We investigated muscle forces and their contributions to center of mass (COM) acceleration (muscle function) during the sit-to-stand transfer in a young, healthy population by creating dynamic simulations with a custom musculoskeletal model that captured spine curvature and arm dynamics. The gluteus maximus and soleus largely contributed to forward and upward COM acceleration, respectively, whereas the quadriceps largely opposed forward acceleration. Inter-limb muscle force differences were also observed, demonstrating lower limb symmetry cannot be assumed during this task, even in healthy adults.
Joint torque patterns of young, healthy adults during stair ascent (SA) have been found to contrast those during gait, as they increase at the hip with increasing speed, but not at the knee or ankle. Using dynamic simulations, we investigated muscle forces and function across SA speeds in young, healthy adults to better understand the mechanisms underlying these torque patterns. The vasti force patterns were consistent with the knee torque profiles, as they did not significantly change across SA speeds. None of the hip or ankle muscle force patterns were consistent with their respective torque profiles, except for the iliacus as its force increased from a slow to self-selected speed. However, there was large variability in kinematics and muscle forces across participants across speeds, demonstrating we cannot assume individuals have the same kinematic strategies or use their muscles in the same way to modulate SA speed.
Joint torque patterns of young, healthy adults during stair descent (SD) have been found to also contrast those during gait as they increase at the hip and ankle with increasing speed but not at the knee. To better understand the mechanisms underlying these torque patterns, we investigated muscle forces and function across SD speeds in those young, healthy adults using dynamic simulations. The vastus lateralis and vastus medialis forces were consistent with the knee torque profile as they decreased from slow to self-selected speeds, which illustrated the utility of dynamic simulations to explain underlying mechanisms behind tasks like SD.

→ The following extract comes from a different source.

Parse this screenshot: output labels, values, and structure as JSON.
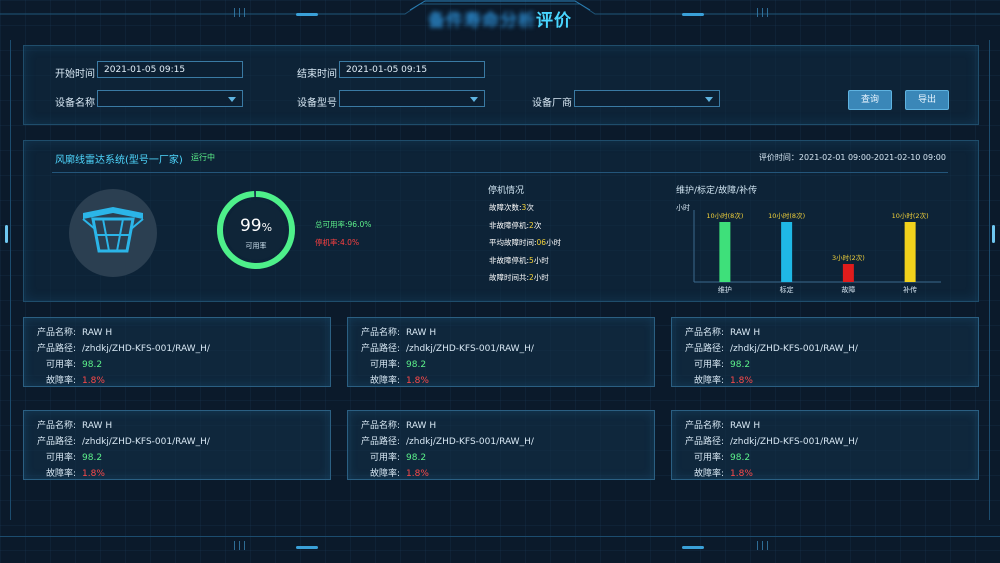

As a first step in understanding how muscle function changes with age when navigating stairs, we examined muscle forces and function during SD in healthy older adults and compared them to those of healthy young adults descending stairs at a similar speed. In comparison to young adults, the older adults’ gluteus medius and rectus femoris produced greater forces and contributed more to COM acceleration whereas their vasti produced lower forces and contributed less to COM acceleration, which suggests that muscle function does change with age during SD.
This dissertation advances our understanding of muscle forces and function during the sit-to-stand transfer as well as how muscle forces and function change with speed and age when navigating stairs. This work serves as a foundation from which future research can build on to better understand compensation strategies and deficits in populations that find these tasks challenging and to develop targeted intervention programs that may improve task performance and patient function.